And I'll begin by recognizing myself for 5 minutes.
    And I'd turn, first, to Ms. Papez. Could Congress, in 
thinking about the Federal exchanges that were wished for by 
the Obama administration, conferred by the Supreme Court, could 
Congress discipline that by simply blocking funding to the 
Federal exchanges through an appropriations process?
    Ms. Papez. I certainly think that's one way that this body 
could do that, presuming the legislative solution didn't work 
in the first place as the Supreme Court, I guess, concluded the 
opinion. By the way, I have it here, the King v. Burwell 
majority opinion, in response to Mr. Lazarus.
    I don't know about the deference point. I mean, the Court 
does, at page 8, cite the Chevron doctrine, the Constitution 
underlies that, all the way through the end of the opinion 
Marbury v. Madison. And the Court concludes that the text is 
ambiguous, which is something the dissent obviously debates, 
and then it says that it's resting its opinion on what Congress 
meant or what the Court thinks Congress meant.

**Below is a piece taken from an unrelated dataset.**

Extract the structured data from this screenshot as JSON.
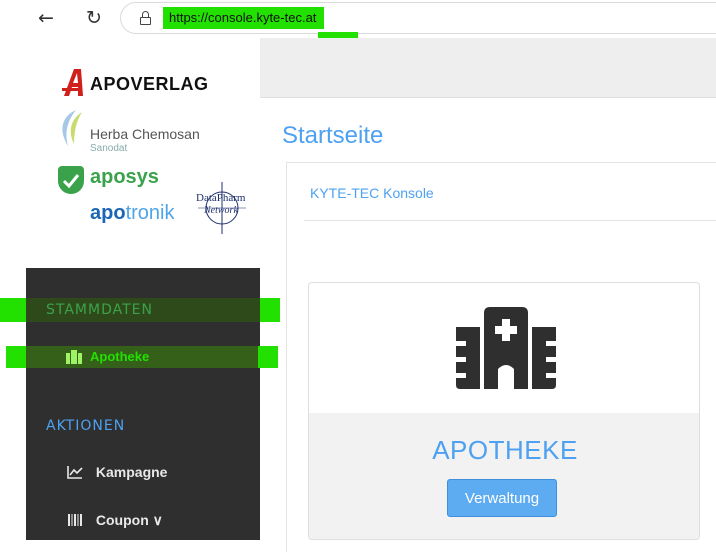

    And I think that's the issue. I think the first line 
response should be hopefully the legislation is clear enough. 
In this case, some would argue it was. And if it isn't, then 
perhaps appropriations is the next step or an amendment to make 
clear what apparently some other branches found unclear.

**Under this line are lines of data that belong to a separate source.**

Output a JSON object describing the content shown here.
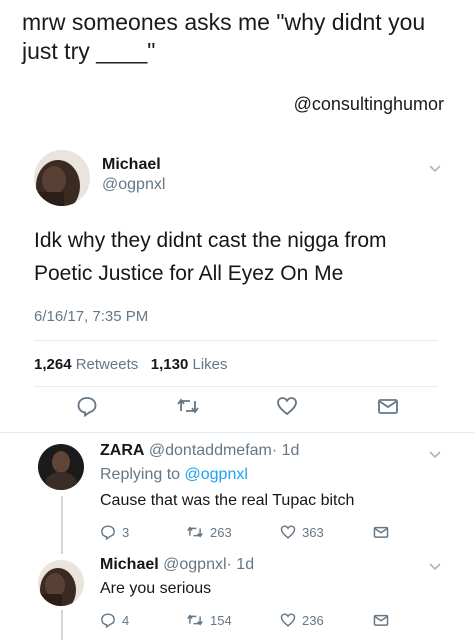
{
  "caption": "mrw someones asks me \"why didnt you just try ____\"",
  "credit_handle": "@consultinghumor",
  "main_tweet": {
    "name": "Michael",
    "handle": "@ogpnxl",
    "text": "Idk why they didnt cast the nigga from Poetic Justice for All Eyez On Me",
    "date": "6/16/17, 7:35 PM",
    "retweets_count": "1,264",
    "retweets_label": "Retweets",
    "likes_count": "1,130",
    "likes_label": "Likes"
  },
  "replies": [
    {
      "name": "ZARA",
      "handle": "@dontaddmefam",
      "time": "· 1d",
      "replying_prefix": "Replying to",
      "replying_handle": "@ogpnxl",
      "text": "Cause that was the real Tupac bitch",
      "reply_count": "3",
      "retweet_count": "263",
      "like_count": "363"
    },
    {
      "name": "Michael",
      "handle": "@ogpnxl",
      "time": "· 1d",
      "text": "Are you serious",
      "reply_count": "4",
      "retweet_count": "154",
      "like_count": "236"
    }
  ],
  "icons": {
    "reply": "reply-icon",
    "retweet": "retweet-icon",
    "like": "heart-icon",
    "dm": "envelope-icon",
    "more": "chevron-down-icon"
  },
  "colors": {
    "text": "#14171a",
    "grey": "#657786",
    "link": "#1da1f2",
    "divider": "#e6ecf0"
  }
}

    Mr. King. Well, am I just imagining a happier world that a 
Supreme Court would have looked at the plain language in the 
Affordable Care Act and realized it was missing three words--
``or Federal Government''--and wrote a decision that it doesn't 
include the--it doesn't lawfully allow the Federal Government 
to establish an exchange, and then simply send it back to 
Congress for the discretion of Congress to decide whether or 
not to act?
    Ms. Papez. It's interesting you raise that point. So the 
Court did obviously purport to look at the text. It concluded 
the text was ambiguous, which is what then allowed it to go on 
and say: Well, let's decide what we think Congress really had 
in mind.
    Interestingly, to your point, the Court in that analysis 
relied on the prospect of State, you know, death spirals and 
asked the Solicitor General. Justice Scalia, actually, the late 
Justice Scalia asked this question. He said: Why couldn't this 
work exactly as you said, it could go back to the Congress. And 
the Solicitor General candidly said: I don't think we could get 
it done that way. So this was an example of sort of a 
Realpolitik invading the court, although the opinion doesn't 
quite read that way, obviously.
    Mr. King. It just seems to be, and it causes me to think 
about this, if the Supreme Court's involved in deep policy 
effect deliberations and then configuring decisions so it 
brings about their preferred policy result, I wonder if this 
Congress could just simply make our own ruling on the 
Constitution and ignore the court.
    But I won't ask you to answer that question. I'd instead 
turn to Mr. Blackman.
    Because I wanted to dig a little deeper into your statement 
about the narrative of the Congress that was prepared to mirror 
the wish of the President, who said he would veto the bill if 
it got to his desk, but within an hour of the time that that 
might have happened then issued his executive edict, which was 
a verbatim copy of what was on the way to the desk as a proper 
legislative act of Congress. How would you interpret that?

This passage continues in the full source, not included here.